The Playbill cites no new writer, but a lot of tinkering has been going on with Furth’s original book. Even in 1970, the wrestling and marijuana scenes came off like generic network sitcom stuff. Now, these scenes and others play like a very good cable comedy series, with the talented Bobby Conte, Christopher Fitzgerald, Greg Hildreth, Rashidra Scott, Christopher Sieber and Jennifer Sinard helping to goose the new, improved material.

One line change intrigues me. In this 2021 version, someone refers to Bobbie’s reminding him of “the Chrysler Building.” It used to be “the Seagram Building.” In certain circles, back in 1970, the Seagram Building comment was code for Bobby’s really being gay, since that building was the East Side’s major cruising area, a distinction it soon lost when the same-sex traffic moved east to the FDR Post Office Building at 909 Third Avenue, where I used to work (upstairs, that is).

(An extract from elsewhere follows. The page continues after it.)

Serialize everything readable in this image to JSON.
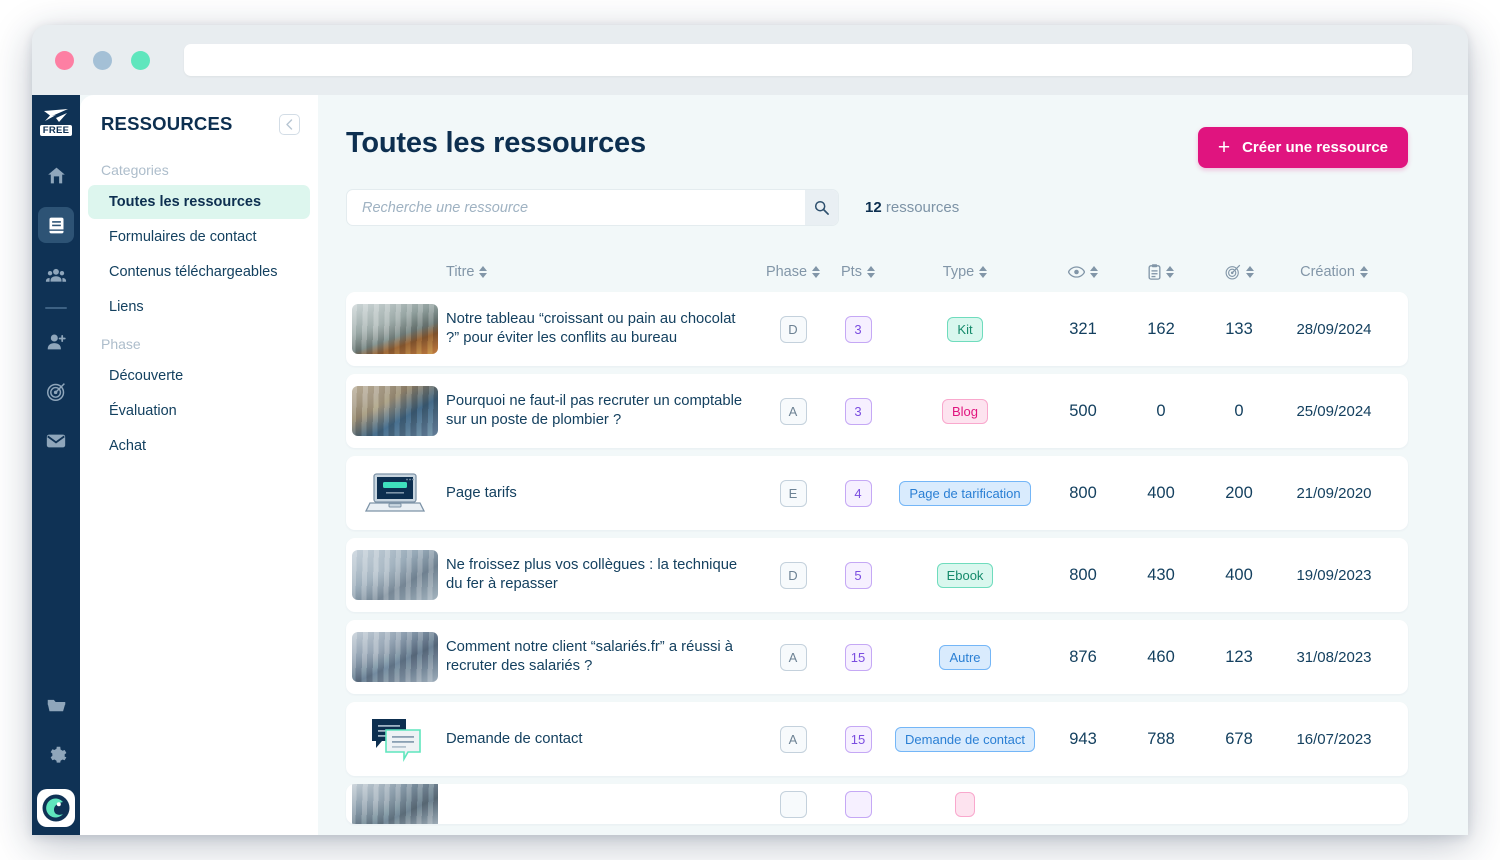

Seeing “Company” back in 1970 taught me a great lesson. When it comes to new musicals, don’t trust audiences or the critics, who never really want to hear anything truly new. Only later did most audiences and critics come to appreciate this show. Starting in 1970, The New York Times didn’t give a Sondheim show a good review until Frank Rich raved about “Sunday in the Park With George” in 1984. At my first “Company” performance, which was sold out, the audience didn’t think Elaine Stritch could sing, they didn’t understand why Bobby kept repeating his birthday party, and more than a few of them walked out during “Being Alive” despite great singing from Kert. Oh yes, these were the good old days of Broadway.